I could try to parse the arguments, detect where the pattern is used,
and avoid -P if the pattern doesn't use specific PCRE features (at
least for the most common forms). An additional advantage is that it
could be twice as fast in most cases (see above). This could also be
done in grep, as I suggested in my new bug report.

This could be a solution, because in practice, I pipe the result
to "less -FRX", but only grep has to use the C locale, so that the
accented characters are correctly displayed by "less". However with
some (rare?) patterns, it won't work because an accented character
would no longer be seen as a single character.

#761157#36
Date:
2014-09-12 16:13:22 UTC
From:
To:
Thank you. Looks perfect.

I too rely on grep's -P, sometimes using PCRE features
that are very hard to emulate using EREs.

#761157#41
Date:
2021-11-24 16:24:02 UTC
From:
To:
Control: found -1 3.7-1

The current grep version 3.7-1 is also affected.

The upstream bug has been closed after the move to PCRE2.

Once the new grep is available in Debian, some tests need to be
done to see whether this change introduces any regression.

#761157#50
Date:
2025-02-26 15:53:26 UTC
From:
To:
Control: found -1 3.11-4
For instance, on some large binary file:
  7.15s with -P
  0.12s without -P

That's even much worse than before: the ratio was 13, it is now 59!

#761157#57
Date:
2025-02-26 16:06:07 UTC
From:
To:
Hmm... The upstream bug was closed and archived more than 3 years ago!
I'm Cc'ing Paul, who closed the bug upstream.

BTW, the slowness (with a regexp consisting of just letters) also
seems to occur with grep 3.11 under Termux/Android.

#761157#62
Date:
2025-02-26 20:28:29 UTC
From:
To:
I assume the upstream bug is <https://bugs.gnu.org/18454>.

Can you supply more details, such as PCRE2 version, locale, hardware,
and a test case for this new problem? I just checked, and
grep-3.11-9.fc41.x86_64 and pcre2-tools-10.44-1.fc41.1.x86_64 run at the
same speed on Fedora 41 x86-64 (AMD Phenom II X4 910e) in the en_US.utf8
locale when given the test case data noted in the upstream bug report:

   $ time grep -P zzzyyyxxx 10840.pdf

   real	0m0.071s
   user	0m0.063s
   sys	0m0.007s
   $ time pcre2grep -U zzzyyyxxx 10840.pdf

   real	0m0.072s
   user	0m0.062s
   sys	0m0.009s

You can get that test data from
<http://research.nhm.org/pdfs/10840/10840.pdf>.

#761157#67
Date:
2025-02-26 21:20:13 UTC
From:
To:
Yes (this is written at the top of the web page of the Debian bug).

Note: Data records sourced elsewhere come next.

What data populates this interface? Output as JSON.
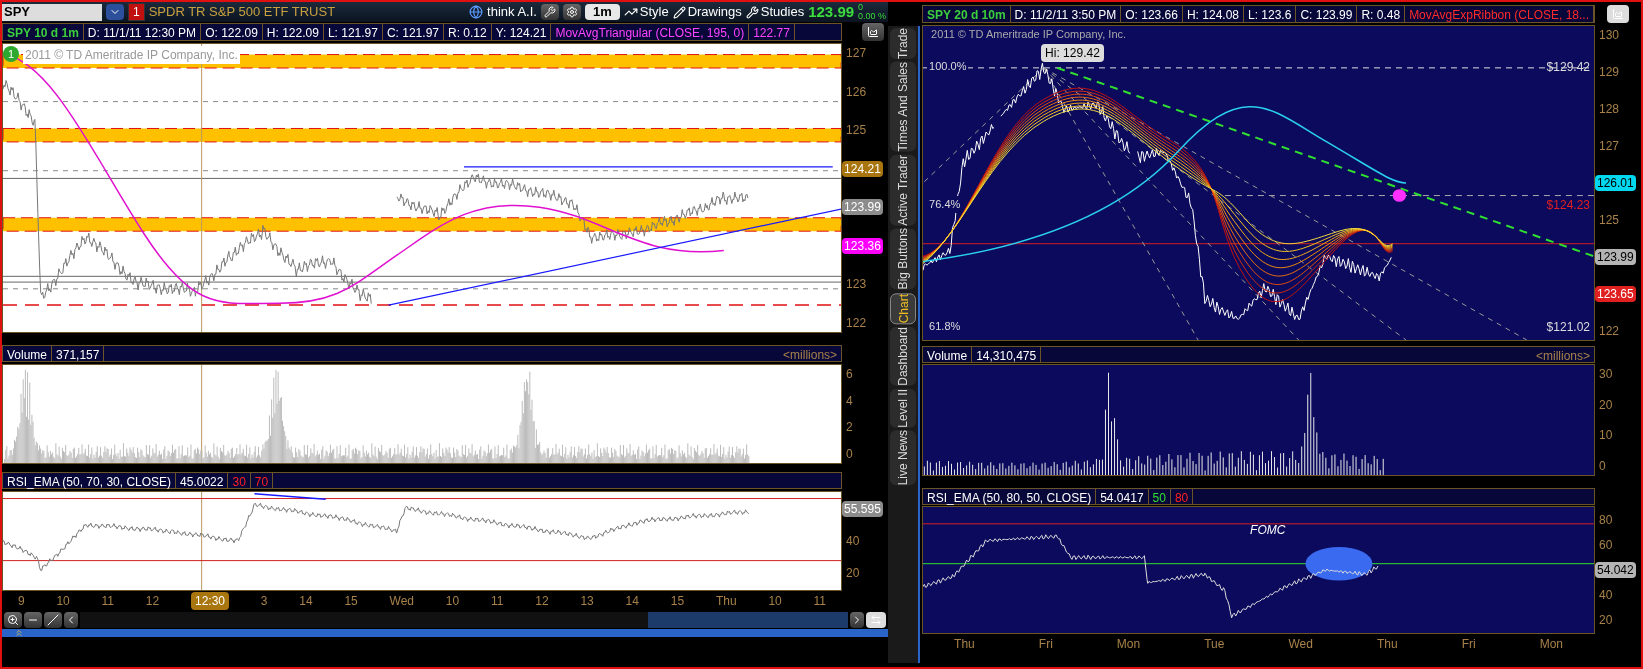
{
  "toolbar": {
    "symbol": "SPY",
    "alert_badge": "1",
    "description": "SPDR TR S&P 500 ETF TRUST",
    "ai_button": "think A.I.",
    "interval": "1m",
    "style": "Style",
    "drawings": "Drawings",
    "studies": "Studies",
    "last_price": "123.99",
    "change": "0",
    "change_pct": "0.00 %"
  },
  "left_chart": {
    "title": "SPY 10 d 1m",
    "fields": [
      "D: 11/1/11 12:30 PM",
      "O: 122.09",
      "H: 122.09",
      "L: 121.97",
      "C: 121.97",
      "R: 0.12",
      "Y: 124.21"
    ],
    "study": "MovAvgTriangular (CLOSE, 195, 0)",
    "study_value": "122.77",
    "marker": "1",
    "watermark": "2011 © TD Ameritrade IP Company, Inc.",
    "price_axis": [
      {
        "kind": "tick",
        "text": "127"
      },
      {
        "kind": "tick",
        "text": "126"
      },
      {
        "kind": "tick",
        "text": "125"
      },
      {
        "kind": "badge",
        "text": "124.21",
        "color": "#a8750e"
      },
      {
        "kind": "badge",
        "text": "123.99",
        "color": "#8c8c8c"
      },
      {
        "kind": "badge",
        "text": "123.36",
        "color": "#ff00ff"
      },
      {
        "kind": "tick",
        "text": "123"
      },
      {
        "kind": "tick",
        "text": "122"
      }
    ],
    "volume": {
      "label": "Volume",
      "value": "371,157",
      "units": "<millions>",
      "axis": [
        {
          "kind": "tick",
          "text": "6"
        },
        {
          "kind": "tick",
          "text": "4"
        },
        {
          "kind": "tick",
          "text": "2"
        },
        {
          "kind": "tick",
          "text": "0"
        }
      ]
    },
    "rsi": {
      "label": "RSI_EMA (50, 70, 30, CLOSE)",
      "value": "45.0022",
      "levels": [
        {
          "text": "30",
          "kind": "limit"
        },
        {
          "text": "70",
          "kind": "limit"
        }
      ],
      "axis": [
        {
          "kind": "badge",
          "text": "55.595",
          "color": "#8c8c8c"
        },
        {
          "kind": "tick",
          "text": "40"
        },
        {
          "kind": "tick",
          "text": "20"
        }
      ]
    },
    "time_axis": [
      {
        "kind": "tick",
        "text": "9"
      },
      {
        "kind": "tick",
        "text": "10"
      },
      {
        "kind": "tick",
        "text": "11"
      },
      {
        "kind": "tick",
        "text": "12"
      },
      {
        "kind": "cursor",
        "text": "12:30"
      },
      {
        "kind": "tick",
        "text": "3"
      },
      {
        "kind": "tick",
        "text": "14"
      },
      {
        "kind": "tick",
        "text": "15"
      },
      {
        "kind": "tick",
        "text": "Wed"
      },
      {
        "kind": "tick",
        "text": "10"
      },
      {
        "kind": "tick",
        "text": "11"
      },
      {
        "kind": "tick",
        "text": "12"
      },
      {
        "kind": "tick",
        "text": "13"
      },
      {
        "kind": "tick",
        "text": "14"
      },
      {
        "kind": "tick",
        "text": "15"
      },
      {
        "kind": "tick",
        "text": "Thu"
      },
      {
        "kind": "tick",
        "text": "10"
      },
      {
        "kind": "tick",
        "text": "11"
      }
    ]
  },
  "side_tabs": [
    {
      "label": "Trade",
      "selected": false
    },
    {
      "label": "Times And Sales",
      "selected": false
    },
    {
      "label": "Active Trader",
      "selected": false
    },
    {
      "label": "Big Buttons",
      "selected": false
    },
    {
      "label": "Chart",
      "selected": true
    },
    {
      "label": "Dashboard",
      "selected": false
    },
    {
      "label": "Level II",
      "selected": false
    },
    {
      "label": "Live News",
      "selected": false
    }
  ],
  "right_chart": {
    "title": "SPY 20 d 10m",
    "fields": [
      "D: 11/2/11 3:50 PM",
      "O: 123.66",
      "H: 124.08",
      "L: 123.6",
      "C: 123.99",
      "R: 0.48"
    ],
    "study": "MovAvgExpRibbon (CLOSE, 18...",
    "watermark": "2011 © TD Ameritrade IP Company, Inc.",
    "hi_label": "Hi: 129.42",
    "fib_levels": [
      {
        "percent": "100.0%",
        "price": "$129.42"
      },
      {
        "percent": "76.4%",
        "price": "$124.23"
      },
      {
        "percent": "61.8%",
        "price": "$121.02"
      }
    ],
    "price_axis": [
      {
        "kind": "tick",
        "text": "130"
      },
      {
        "kind": "tick",
        "text": "129"
      },
      {
        "kind": "tick",
        "text": "128"
      },
      {
        "kind": "tick",
        "text": "127"
      },
      {
        "kind": "badge",
        "text": "126.01",
        "color": "#00d8f0"
      },
      {
        "kind": "tick",
        "text": "125"
      },
      {
        "kind": "badge",
        "text": "123.99",
        "color": "#b4b4b4"
      },
      {
        "kind": "badge",
        "text": "123.65",
        "color": "#e02020"
      },
      {
        "kind": "tick",
        "text": "122"
      }
    ],
    "volume": {
      "label": "Volume",
      "value": "14,310,475",
      "units": "<millions>",
      "axis": [
        {
          "kind": "tick",
          "text": "30"
        },
        {
          "kind": "tick",
          "text": "20"
        },
        {
          "kind": "tick",
          "text": "10"
        },
        {
          "kind": "tick",
          "text": "0"
        }
      ]
    },
    "rsi": {
      "label": "RSI_EMA (50, 80, 50, CLOSE)",
      "value": "54.0417",
      "levels": [
        {
          "text": "50",
          "kind": "midline"
        },
        {
          "text": "80",
          "kind": "limit"
        }
      ],
      "annotation": "FOMC",
      "axis": [
        {
          "kind": "tick",
          "text": "80"
        },
        {
          "kind": "tick",
          "text": "60"
        },
        {
          "kind": "badge",
          "text": "54.042",
          "color": "#b4b4b4"
        },
        {
          "kind": "tick",
          "text": "40"
        },
        {
          "kind": "tick",
          "text": "20"
        }
      ]
    },
    "time_axis": [
      {
        "kind": "tick",
        "text": "Thu"
      },
      {
        "kind": "tick",
        "text": "Fri"
      },
      {
        "kind": "tick",
        "text": "Mon"
      },
      {
        "kind": "tick",
        "text": "Tue"
      },
      {
        "kind": "tick",
        "text": "Wed"
      },
      {
        "kind": "tick",
        "text": "Thu"
      },
      {
        "kind": "tick",
        "text": "Fri"
      },
      {
        "kind": "tick",
        "text": "Mon"
      }
    ]
  }
}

After some tests, this is actually a different bug since text files
are affected too. To reproduce:

$ seq 600000000 > file
$ ls -l --human-readable file
-rw-r--r-- 1 vinc17 vinc17 5.5G 2025-02-26 22:10:29 file
$ time grep x file
Command exited with non-zero status 1
0.10user 0.48system 0:00.59elapsed 99%CPU (0avgtext+0avgdata 2048maxresident)k
0inputs+0outputs (0major+161minor)pagefaults 0swaps
$ time grep -P x file
Command exited with non-zero status 1
15.92user 0.47system 0:16.39elapsed 99%CPU (0avgtext+0avgdata 2560maxresident)k
0inputs+0outputs (0major+176minor)pagefaults 0swaps

pcre2grep also takes a lot of time, whether -U is given or not.
So this new issue may be a bug in the PCRE2 library.